Achieving the best record in the league would be an obvious benefit. But when Williams was asked about it, he indicated that there were more immediate matters of concern to him.

"We've got to play good today," Williams said. "And then, of course, we've got to keep in mind that we've got a lot of guys who have played a lot of games, guys who have thrown a lot of innings.

"But it's important for us to win. It's important for us to be competitive every day and do the things we can to win that game. That's as far as we look. It's been our philosophy all year. Today's most important, good, bad or indifferent. When today's over with, we'll look forward to tomorrow. You've got to take care of what's in front of you first."

When Williams was reminded after the victory that the Nats' magic number was two to clinch the division, he still was not budging. After a time, you have to admire this kind of single-minded devotion to an ideal. How did he feel, being this close?

"Well, we just feel that we really battled to win that game," Williams said.

Monday night, the challenge was an Atlanta club that had a surprising amount of success against Washington starter Stephen Strasburg. He entered with a 3-7 record and a 4.61 ERA against the Braves in 16 starts.

"If he makes his pitches and throws them where he wants to, he's got a chance to beat them," Williams said before the game. "If he doesn't, they've got a chance to beat him. He hasn't had great success against these guys, but it could start tonight."

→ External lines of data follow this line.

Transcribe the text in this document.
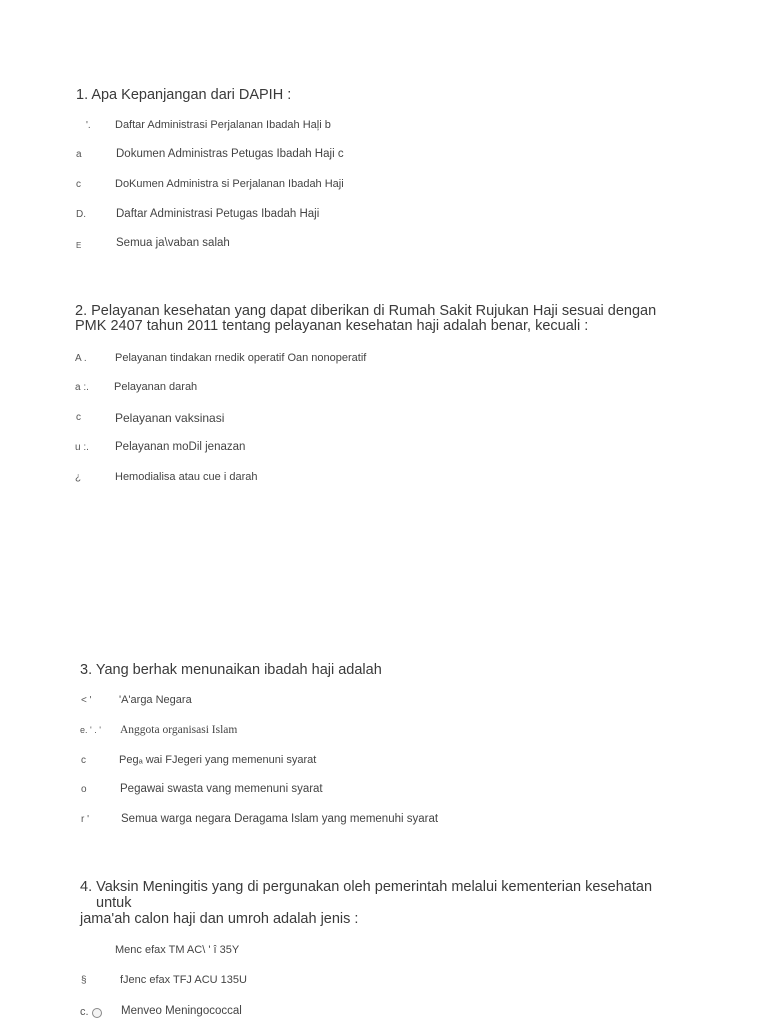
1. Apa Kepanjangan dari DAPIH :
'. Daftar Administrasi Perjalanan Ibadah Haļi b
a	Dokumen Administras Petugas Ibadah Haji c
c	DoKumen Administra si Perjalanan Ibadah Haji
D.	Daftar Administrasi Petugas Ibadah Haji
E	Semua ja\vaban salah
2. Pelayanan kesehatan yang dapat diberikan di Rumah Sakit Rujukan Haji sesuai dengan
PMK 2407 tahun 2011 tentang pelayanan kesehatan haji adalah benar, kecuali :
A .	Pelayanan tindakan rnedik operatif Oan nonoperatif
a :. Pelayanan darah
c	Pelayanan vaksinasi
u :. Pelayanan moDil jenazan
¿	Hemodialisa atau cue i darah
3. Yang berhak menunaikan ibadah haji adalah
< ' 'A'arga Negara
e. ' . ' Anggota organisasi Islam
c	Pegₐ wai FJegeri yang memenuni syarat
o	Pegawai swasta vang memenuni syarat
r '	Semua warga negara Deragama Islam yang memenuhi syarat
4. Vaksin Meningitis yang di pergunakan oleh pemerintah melalui kementerian kesehatan
untuk
jama'ah calon haji dan umroh adalah jenis :
Menc efax TM AC\ ' î 35Y
§	fJenc efax TFJ ACU 135U
c.	Menveo Meningococcal
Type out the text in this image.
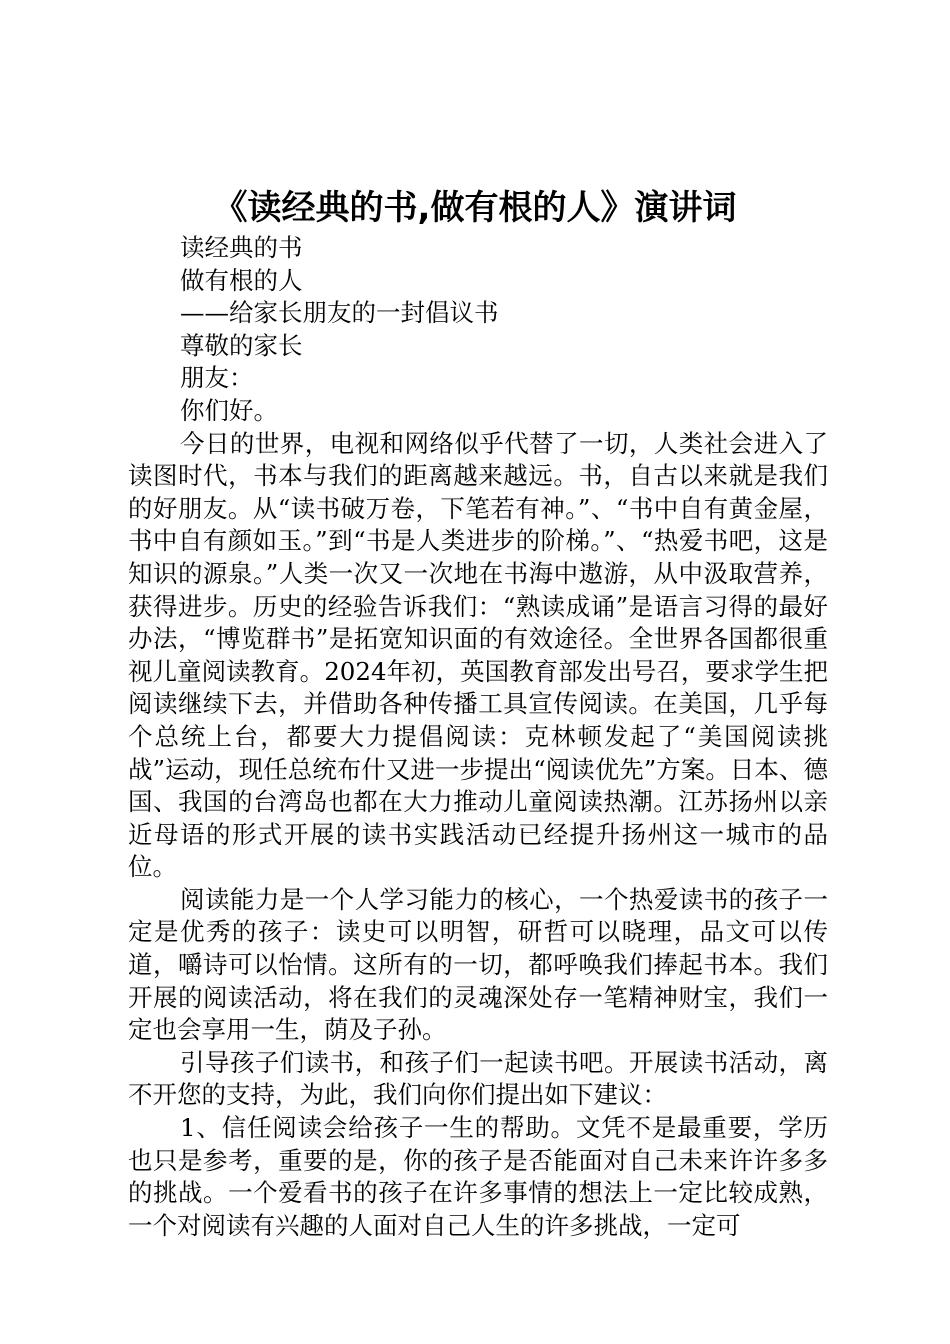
《读经典的书,做有根的人》演讲词
读经典的书
做有根的人
——给家长朋友的一封倡议书
尊敬的家长
朋友：
你们好。

今日的世界，电视和网络似乎代替了一切，人类社会进入了读图时代，书本与我们的距离越来越远。书，自古以来就是我们的好朋友。从“读书破万卷，下笔若有神。”、“书中自有黄金屋，书中自有颜如玉。”到“书是人类进步的阶梯。”、“热爱书吧，这是知识的源泉。”人类一次又一次地在书海中遨游，从中汲取营养，获得进步。历史的经验告诉我们：“熟读成诵”是语言习得的最好办法，“博览群书”是拓宽知识面的有效途径。全世界各国都很重视儿童阅读教育。2024年初，英国教育部发出号召，要求学生把阅读继续下去，并借助各种传播工具宣传阅读。在美国，几乎每个总统上台，都要大力提倡阅读：克林顿发起了“美国阅读挑战”运动，现任总统布什又进一步提出“阅读优先”方案。日本、德国、我国的台湾岛也都在大力推动儿童阅读热潮。江苏扬州以亲近母语的形式开展的读书实践活动已经提升扬州这一城市的品位。

阅读能力是一个人学习能力的核心，一个热爱读书的孩子一定是优秀的孩子：读史可以明智，研哲可以晓理，品文可以传道，嚼诗可以怡情。这所有的一切，都呼唤我们捧起书本。我们开展的阅读活动，将在我们的灵魂深处存一笔精神财宝，我们一定也会享用一生，荫及子孙。

引导孩子们读书，和孩子们一起读书吧。开展读书活动，离不开您的支持，为此，我们向你们提出如下建议：

1、信任阅读会给孩子一生的帮助。文凭不是最重要，学历也只是参考，重要的是，你的孩子是否能面对自己未来许许多多的挑战。一个爱看书的孩子在许多事情的想法上一定比较成熟，一个对阅读有兴趣的人面对自己人生的许多挑战，一定可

It started, all right. Strasburg threw seven shutout innings. And as a bonus, at the plate, he provided a sacrifice bunt, a walk and an RBI single.

Strasburg wasn't giving up anything on the topic of being on the edge of the division title, either.

"That's not our ultimate goal, so we've got to keep playing good baseball," Strasburg said.

Higher aspirations are completely within reason for this group. On the edge of clinching a division title, the Nationals are an exceptionally well-balanced team. They are second in the league in runs scored. But since the Rockies are first, it would be reasonable to state that the Nats are the league's highest-scoring team that does not play its home games at high altitude.

And the Nationals lead the NL in team ERA. Where else are you going to find that combination of offense and pitching? By the numbers, nowhere else but with the 2014 Washington Nationals.

There was a note of concern for the Nats on this night. The plan to get Rafael Soriano back into his best form by using him in non-closing situations hit a few bumps on the road to recovery. Soriano, entering the game with a 4-0 lead in the ninth, faced five men, giving up two well-struck doubles and a walk. With the tying run at the plate, Drew Storen entered in what had become a save situation. Aided by Ian Desmond's nifty recovery on a shot to short, Storen emerged with the save.

But again, having a pitcher of Storen's quality available to take over from Soriano -- temporarily or not -- is another measure of the Nationals' depth of talent. They'll be celebrating a division title soon. And then the question will be: How many more celebrations will this club earn?

Mike Bauman is a national columnist for MLB.com. This story was not subject to the approval of Major League Baseball or its clubs.